If data is zero here, won't the first if() case have been taken, and set synchronizing=true?

So this is equivalent to "else if (kvm->arch.user_set_tsc)". (Which is fine and what what I intended).

> u64 tsc_exp = kvm->arch.last_tsc_write +
> nsec_to_cycles(vcpu, elapsed);
> u64 tsc_hz = vcpu->arch.virtual_tsc_khz * 1000LL;
> /*
>- * Special case: TSC write with a small delta (1 second)
>- * of virtual cycle time against real time is
>- * interpreted as an attempt to synchronize the CPU.

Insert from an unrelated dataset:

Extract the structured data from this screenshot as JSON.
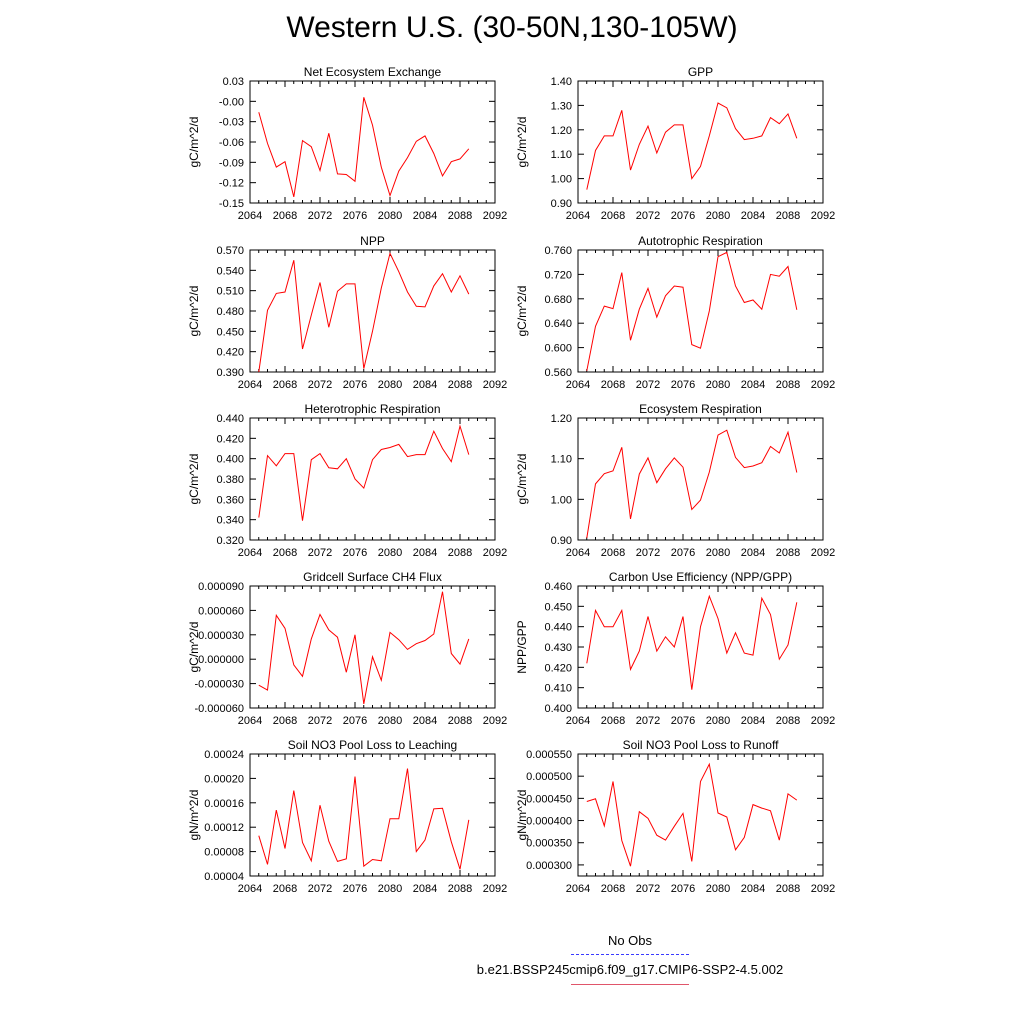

>+ * Here lies UAPI baggage: when a user-initiated TSC write has
>+ * a small delta (1 second) of virtual cycle time against the
>+ * previously set vCPU, we assume that they were intended to be
>+ * in sync and the delta was only due to the racy nature of the
>+ * legacy API.
>+ *
>+ * This trick falls down when restoring a guest which genuinely
>+ * has been running for less time than the 1 second of imprecision
>+ * which we allow for in the legacy API. In this case, the first
>+ * value written by userspace (on any vCPU) should not be subject
>+ * to this 'correction' to make it sync up with values that only
>+ * from from the kernel's default vCPU creation. Make the 1-second
>+ * slop hack only trigger if flag is already set.
>+ *
>+ * The correct answer is for the VMM not to use the legacy API.
> */
> synchronizing = data < tsc_exp + tsc_hz &&
> data + tsc_hz > tsc_exp;
> }
> }
>
>+ if (data)
>+ kvm->arch.user_set_tsc = true;
>+
> /*
> * For a reliable TSC, we can match TSC offsets, and for an unstable
> * TSC, we add elapsed time in this computation. We could let the
>@@ -5536,6 +5551,7 @@ static int kvm_arch_tsc_set_attr(struct kvm_vcpu *vcpu,
> tsc = kvm_scale_tsc(rdtsc(), vcpu->arch.l1_tsc_scaling_ratio) + offset;
> ns = get_kvmclock_base_ns();
>
>+ kvm->arch.user_set_tsc = true;
> __kvm_synchronize_tsc(vcpu, offset, tsc, ns, matched);
> raw_spin_unlock_irqrestore(&kvm->arch.tsc_write_lock, flags);
>
>